PMDB não consegue convencer André a aceitar candidatura

As novas prisões da Operação Lama Asfáltica teriam desmotivado o ex-governador André Puccinelli (PMDB) de disputar a Prefeitura de Campo Grande. Considerado peça-chave do partido para a campanha eleitoral deste ano, o político ganhou sobrevida logo após a soltura do ex-deputado federal Edson Giroto (PR), secretário de Obras em seu governo.

André em frente a Superintendência da Polícia Federal (Foto: Divulgação )
André em frente a Superintendência da Polícia Federal (Foto: Divulgação )

André até ensaiou aceitar o convite da cúpula do PMDB, correligionários e aliados para entrar na disputa pela cadeira do prefeito Alcides Bernal (PP), mas logo recuou após ser flagrado por repórteres da Capital em reunião organizada pelo empresário Antonio João Hugo Rodrigues com Giroto, recém saído da cadeia, e com o ex-prefeito Nelsinho Trad (PTB).

Apesar de negar o encontro, alegando que apenas participaria naquele dia de uma entrevista no jornal Correio do Estado, o ex-governador teria decidido desistir de vez da disputa, o que deve ser confirmado por ele na reunião desta segunda-feira (11), prevista para as 14 horas, na sede do diretório regional.

Por causa disso, o PMDB corre o risco de não participar diretamente das eleições, devendo apoiar outro projeto político. Sem opção viável, o grupo está sendo assediado pelo PSDB do governador Reinaldo Azambuja, mas pode tomar outro caminho.
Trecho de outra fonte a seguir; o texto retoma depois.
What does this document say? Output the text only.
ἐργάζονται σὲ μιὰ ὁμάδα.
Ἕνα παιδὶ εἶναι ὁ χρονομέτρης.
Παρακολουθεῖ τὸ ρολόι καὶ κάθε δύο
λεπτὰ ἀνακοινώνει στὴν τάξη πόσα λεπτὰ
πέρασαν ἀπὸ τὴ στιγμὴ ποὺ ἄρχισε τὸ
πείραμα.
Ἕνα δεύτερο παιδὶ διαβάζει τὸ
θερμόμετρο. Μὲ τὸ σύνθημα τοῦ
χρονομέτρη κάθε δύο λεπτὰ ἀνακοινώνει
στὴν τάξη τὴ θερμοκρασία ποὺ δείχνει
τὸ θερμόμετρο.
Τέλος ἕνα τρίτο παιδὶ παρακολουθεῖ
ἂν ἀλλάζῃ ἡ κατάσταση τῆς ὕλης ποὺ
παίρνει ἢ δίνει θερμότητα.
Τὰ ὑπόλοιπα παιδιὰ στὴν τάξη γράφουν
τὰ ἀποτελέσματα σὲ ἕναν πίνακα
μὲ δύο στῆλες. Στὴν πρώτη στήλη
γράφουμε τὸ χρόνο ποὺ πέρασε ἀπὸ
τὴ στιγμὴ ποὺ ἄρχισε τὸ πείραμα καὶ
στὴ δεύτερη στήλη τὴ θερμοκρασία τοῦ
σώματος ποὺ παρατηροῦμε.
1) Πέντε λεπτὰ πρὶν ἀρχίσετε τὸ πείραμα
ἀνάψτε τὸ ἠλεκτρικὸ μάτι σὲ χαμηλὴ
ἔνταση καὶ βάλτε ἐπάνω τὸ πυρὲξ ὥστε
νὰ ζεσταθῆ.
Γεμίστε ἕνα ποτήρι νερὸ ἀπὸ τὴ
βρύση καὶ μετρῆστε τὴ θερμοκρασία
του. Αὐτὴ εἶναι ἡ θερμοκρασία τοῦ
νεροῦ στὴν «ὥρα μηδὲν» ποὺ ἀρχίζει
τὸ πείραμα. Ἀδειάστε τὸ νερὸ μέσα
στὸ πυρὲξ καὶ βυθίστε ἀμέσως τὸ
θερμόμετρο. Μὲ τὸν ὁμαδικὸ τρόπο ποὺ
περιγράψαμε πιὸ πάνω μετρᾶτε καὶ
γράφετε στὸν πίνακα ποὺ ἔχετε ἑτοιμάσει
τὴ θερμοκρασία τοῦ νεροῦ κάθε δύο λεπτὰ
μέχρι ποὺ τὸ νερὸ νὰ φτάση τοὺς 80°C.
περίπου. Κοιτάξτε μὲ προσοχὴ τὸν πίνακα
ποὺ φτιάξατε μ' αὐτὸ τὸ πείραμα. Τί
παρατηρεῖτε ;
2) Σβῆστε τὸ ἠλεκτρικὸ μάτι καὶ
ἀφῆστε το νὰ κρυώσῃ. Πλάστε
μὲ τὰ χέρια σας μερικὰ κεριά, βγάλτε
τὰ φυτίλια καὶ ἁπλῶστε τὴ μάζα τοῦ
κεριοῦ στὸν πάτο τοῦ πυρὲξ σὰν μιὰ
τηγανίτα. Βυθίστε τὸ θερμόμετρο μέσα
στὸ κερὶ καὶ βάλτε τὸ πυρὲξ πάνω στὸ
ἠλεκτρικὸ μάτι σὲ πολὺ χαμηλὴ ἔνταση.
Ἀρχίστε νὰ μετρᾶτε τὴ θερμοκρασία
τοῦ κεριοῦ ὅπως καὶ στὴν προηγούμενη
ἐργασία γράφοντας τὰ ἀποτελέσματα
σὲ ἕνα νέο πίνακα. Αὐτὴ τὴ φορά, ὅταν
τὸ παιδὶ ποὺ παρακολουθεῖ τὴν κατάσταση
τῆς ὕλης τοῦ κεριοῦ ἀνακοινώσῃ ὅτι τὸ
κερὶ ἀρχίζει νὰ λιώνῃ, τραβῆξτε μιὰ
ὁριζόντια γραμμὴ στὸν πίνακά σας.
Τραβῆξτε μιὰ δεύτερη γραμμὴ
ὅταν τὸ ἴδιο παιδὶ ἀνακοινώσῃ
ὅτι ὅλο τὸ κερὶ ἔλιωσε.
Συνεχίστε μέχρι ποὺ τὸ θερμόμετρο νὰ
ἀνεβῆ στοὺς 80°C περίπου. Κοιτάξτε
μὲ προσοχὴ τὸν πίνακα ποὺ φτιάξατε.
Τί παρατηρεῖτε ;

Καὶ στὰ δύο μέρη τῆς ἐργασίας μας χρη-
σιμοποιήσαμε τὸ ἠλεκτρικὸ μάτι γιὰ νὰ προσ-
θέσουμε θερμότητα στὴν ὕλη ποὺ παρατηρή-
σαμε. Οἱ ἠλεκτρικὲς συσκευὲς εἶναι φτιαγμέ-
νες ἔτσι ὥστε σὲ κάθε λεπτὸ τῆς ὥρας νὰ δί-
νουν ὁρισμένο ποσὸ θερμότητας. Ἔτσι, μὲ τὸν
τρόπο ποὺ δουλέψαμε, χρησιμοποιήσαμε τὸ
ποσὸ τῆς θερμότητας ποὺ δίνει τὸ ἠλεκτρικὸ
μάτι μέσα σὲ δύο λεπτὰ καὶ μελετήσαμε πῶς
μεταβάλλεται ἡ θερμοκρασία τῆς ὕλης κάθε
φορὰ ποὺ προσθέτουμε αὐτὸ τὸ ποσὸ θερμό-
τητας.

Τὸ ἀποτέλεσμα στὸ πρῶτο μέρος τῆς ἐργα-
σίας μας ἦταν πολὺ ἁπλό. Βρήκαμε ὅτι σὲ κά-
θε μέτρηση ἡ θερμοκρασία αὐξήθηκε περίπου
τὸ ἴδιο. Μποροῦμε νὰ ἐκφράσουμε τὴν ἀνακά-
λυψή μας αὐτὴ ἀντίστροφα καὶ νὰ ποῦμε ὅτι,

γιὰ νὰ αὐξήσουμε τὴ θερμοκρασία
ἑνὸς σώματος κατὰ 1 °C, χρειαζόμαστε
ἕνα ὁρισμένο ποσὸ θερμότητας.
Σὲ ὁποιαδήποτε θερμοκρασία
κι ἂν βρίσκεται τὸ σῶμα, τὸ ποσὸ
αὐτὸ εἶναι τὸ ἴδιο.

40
Particularmente, André ainda não se manifestou sobre a possibilidade de o seu partido apoiar a candidata do PSDB, vice-governadora Rose Modesto. Por enquanto, os peemedebistas estão em fase de conversações com Reinaldo, segundo admitiu o presidente regional do partido e presidente da Assembleia Legislativa, Júnior Mochi.

Outro entendimento no partido seria apoiar Nelsinho Trad, que também encontra-se em situação delicada depois que teve seus bens penhorados pela Justiça.

PRISÕES

Há dias, a Polícia Federal prendeu, entre outros, Edson Giroto e João Amorim, acusados de desvio milionário de dinheiro público durante o governo do PMDB, como parte da terceira fase da Operação, denominada Aviões de Lama.

No entanto, os dois envolvidos foram soltos de imediato. Preso na terceira fase da operação Lama Asfáltica, Amorim teve o pedido de liberdade concedido na sexta-feira (8) pelo TRF3 (Tribunal Regional Federal da 3ª Região). O advogado dele, Alberto Toron, entrou com habeas corpus e a medida liminar foi concedida pelo desembargador Paulo Fontes.

No sábado (9), a Justiça liberou o último preso da operação, o empresário Flávio Henrique Scrocchio, cunhado de Giroto, que foi solto naquela madrugada.

Nesta nova fase, deflagrada no último dia 7, a investigação apura a venda de bens, como aviões, para dificultar a ação da polícia e do Ministério Público Federal.

A PF indicou que o dinheiro obtido nessas transações estavam sendo distribuídas entre diversas pessoas para dificultar o rastreamento da origem dos recursos.

De acordo com a PF, o grupo suspeito de desviar recursos públicos, inclusive federais, atua no ramo de pavimentação de rodovias, construções, prestação de serviços nas áreas de informática e gráfica. Os contratos sob investigação envolvem mais de R$ 2 bilhões.

O motivo do nome da operação é em razão do modo de se desfazer da aeronave, já que o grupo utilizou de recursos públicos desviados de contratos de obras públicas, fraudes em licitações, recebimento de propinas e crimes de lavagem de dinheiro.